If a process is killed (Ctrl-C, OOM, kernel panic) while writing a file, readers may see truncated content. For configs, manifests, anything important, write atomically: write to a temp file, fsync, then rename.

The basic pattern

TMP=$(mktemp /var/lib/myapp/data.XXXXXX)
trap 'rm -f "$TMP"' EXIT
generate_data > "$TMP"
mv -- "$TMP" /var/lib/myapp/data.json
trap - EXIT

mv on the same filesystem is atomic at the kernel level — readers either see the old version or the new one, never partial.

Why same filesystem?

mv across filesystems is cp + unlink — non-atomic. If the destination is on /data (separate FS from /tmp), you must:

TMP=$(mktemp -p "$(dirname "$DEST")" data.XXXXXX)

-p DIR puts the temp file in DIR — same filesystem as DEST.

Adding fsync

mv is atomic from the kernel’s view, but the data may still be in page cache. To guarantee durability, sync first:

TMP=$(mktemp -p "$(dirname "$DEST")" .data.XXXXXX)
generate_data > "$TMP"
sync                      # flush ALL pending writes (heavyweight)
# Or, more targeted:
# python3 -c "import os; f=open('$TMP'); os.fsync(f.fileno())"
mv -- "$TMP" "$DEST"

For most use cases, the implicit kernel flushing is fine. Add explicit sync only when crashes are a real concern (e.g. database snapshots).

Reusable helper

atomic_write() {
  local target=$1
  local tmpdir; tmpdir=$(dirname "$target")
  local tmp; tmp=$(mktemp -p "$tmpdir" ".$(basename "$target").XXXXXX")
  trap 'rm -f "$tmp"' EXIT
  cat > "$tmp"                    # read stdin → temp file
  mv -- "$tmp" "$target"
  trap - EXIT
}

# Use:
generate_config | atomic_write /etc/myapp/config.yaml

cat > "$tmp" reads stdin to the temp. The function is generic.

Atomic directory replace

For atomically replacing a directory (e.g. blue/green static content):

NEW=/var/www/site.new
LIVE=/var/www/site
OLD=/var/www/site.old

# Build the new tree
rsync -aP /source/ "$NEW/"

# Atomic flip via rename — actually two-step on most filesystems
mv -- "$LIVE" "$OLD"          # not atomic in the strict sense
mv -- "$NEW" "$LIVE"          # but very fast — sub-millisecond gap

# Cleanup
rm -rf "$OLD"

For truly atomic dir-swap, use a symlink:

# Build the new dir at /var/www/sites/v2/
rsync -aP /source/ /var/www/sites/v2/

# Atomic symlink swap (mv replaces atomically)
ln -sfn /var/www/sites/v2 /var/www/site

The ln -sfn updates an existing symlink atomically (single rename syscall). This is how most blue/green static-content deployments work.
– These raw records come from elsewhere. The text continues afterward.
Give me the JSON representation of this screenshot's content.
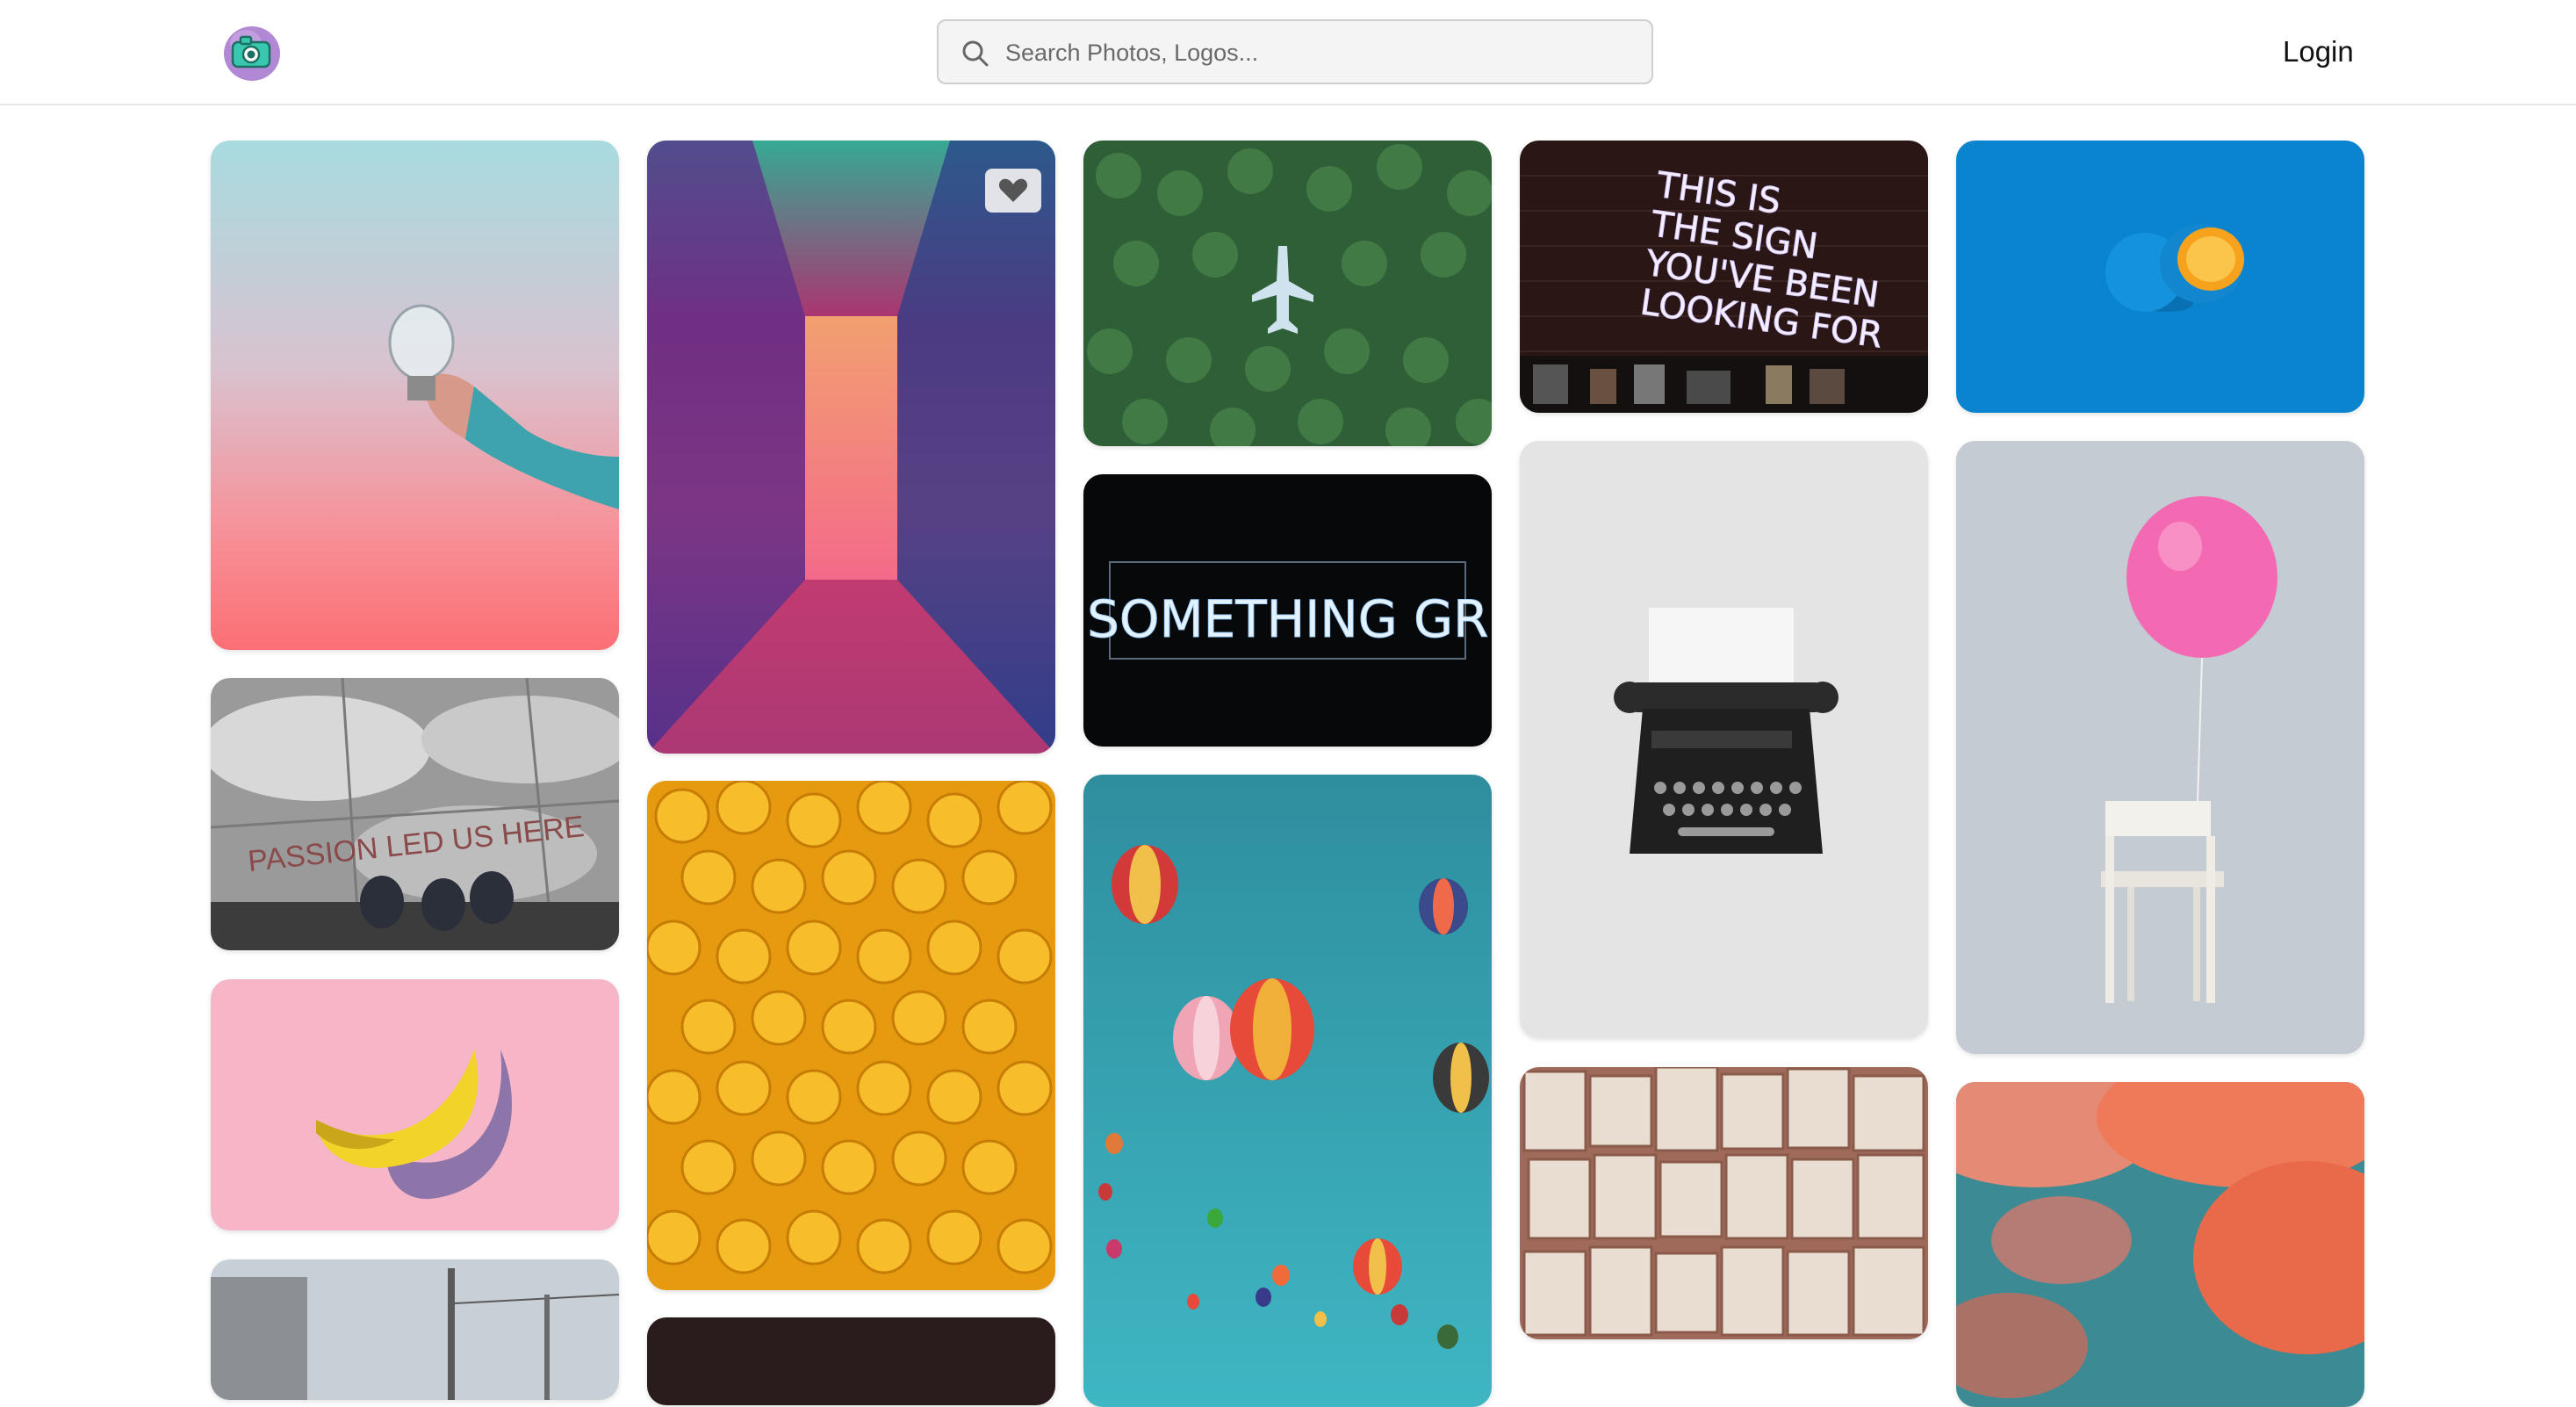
{
  "header": {
    "logo_icon": "camera-icon",
    "search": {
      "placeholder": "Search Photos, Logos...",
      "value": "",
      "icon": "search-icon"
    },
    "login_label": "Login"
  },
  "gallery": {
    "favorite_icon": "heart-icon",
    "photos": [
      {
        "id": "lightbulb-hand",
        "subject": "hand holding a light bulb against a pink sky"
      },
      {
        "id": "neon-corridor",
        "subject": "neon lit corridor",
        "favorite_visible": true
      },
      {
        "id": "plane-forest",
        "subject": "airplane over a pine forest"
      },
      {
        "id": "neon-sign-looking",
        "subject": "neon sign on a brick wall",
        "text_lines": [
          "THIS IS",
          "THE SIGN",
          "YOU'VE BEEN",
          "LOOKING FOR"
        ]
      },
      {
        "id": "blue-orange",
        "subject": "orange painted blue on a blue background"
      },
      {
        "id": "passion-floor",
        "subject": "floor with lettering",
        "text": "PASSION LED US HERE"
      },
      {
        "id": "neon-great",
        "subject": "neon sign",
        "text": "DO SOMETHING GREAT"
      },
      {
        "id": "typewriter",
        "subject": "typewriter on a grey background"
      },
      {
        "id": "balloon-chair",
        "subject": "pink balloon tied to a white chair"
      },
      {
        "id": "banana-pink",
        "subject": "banana on a pink background"
      },
      {
        "id": "lego-heads",
        "subject": "pile of yellow toy heads"
      },
      {
        "id": "hot-air-balloons",
        "subject": "hot air balloons in a teal sky"
      },
      {
        "id": "book-pages",
        "subject": "wall of open book pages"
      },
      {
        "id": "pink-clouds",
        "subject": "pink clouds"
      },
      {
        "id": "street-scene",
        "subject": "street with power lines"
      },
      {
        "id": "dark-partial",
        "subject": "dark photo, partially visible"
      }
    ]
  },
  "colors": {
    "accent": "#b57ad6",
    "logo_camera": "#3cc9b4",
    "header_border": "#e6e6e6",
    "search_bg": "#f4f4f4"
  }
}
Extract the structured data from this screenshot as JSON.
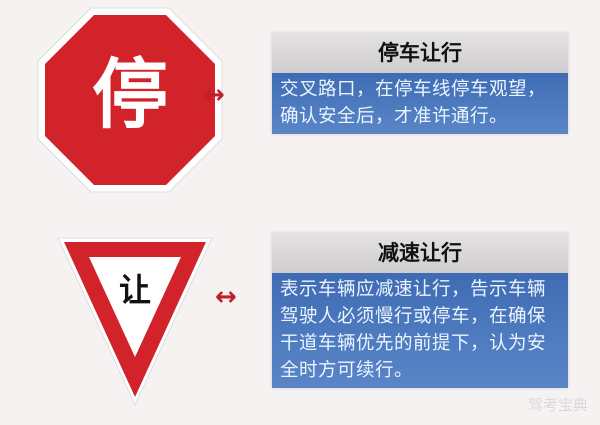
{
  "colors": {
    "sign_red": "#d2232a",
    "box_header": "#d6d4d4",
    "box_body": "#4a76bd",
    "arrow": "#c0202a"
  },
  "stop": {
    "sign_char": "停",
    "title": "停车让行",
    "description": "交叉路口，在停车线停车观望，确认安全后，才准许通行。",
    "arrow": "↔"
  },
  "yield": {
    "sign_char": "让",
    "title": "减速让行",
    "description": "表示车辆应减速让行，告示车辆驾驶人必须慢行或停车，在确保干道车辆优先的前提下，认为安全时方可续行。",
    "arrow": "↔"
  },
  "watermark": "驾考宝典"
}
4. Parallel-safe directory operations

When fanning out file ops across cores, watch for races and contention.

Per-file work in parallel

# Compress every .log file with 8 cores
find /var/log -type f -name '*.log' -print0 \
  | xargs -0 -P 8 -n 1 gzip

This is safe — each gzip operates on its own file. No coordination needed.

Aggregating from parallel jobs

# Counting words across many files in parallel — DON'T just append
mkdir -p /tmp/results
find . -name '*.txt' -print0 | xargs -0 -P 8 -I {} \
  bash -c 'wc -w "$1" > "/tmp/results/$(basename "$1").wc"' _ {}

# Aggregate after
cat /tmp/results/*.wc | awk '{ s += $1 } END { print s }'

Each worker writes to its own file. After wait, aggregate. We saw this pattern in L16; here it’s specialised for file ops.

Walking very large trees efficiently

For directories with millions of files, naive find reads the whole tree at once. Use -maxdepth:

# Process top-level dirs in parallel; each find within is shallow
find /data -mindepth 1 -maxdepth 1 -type d -print0 \
  | xargs -0 -P 4 -I {} bash -c 'find "$1" -name "*.log" | wc -l' _ {}

This breaks the tree into independent subtrees, processes each in parallel.

rsync from many sources to one dest

rsync doesn’t natively parallelise. Workaround: rsync each top-level subdir in parallel.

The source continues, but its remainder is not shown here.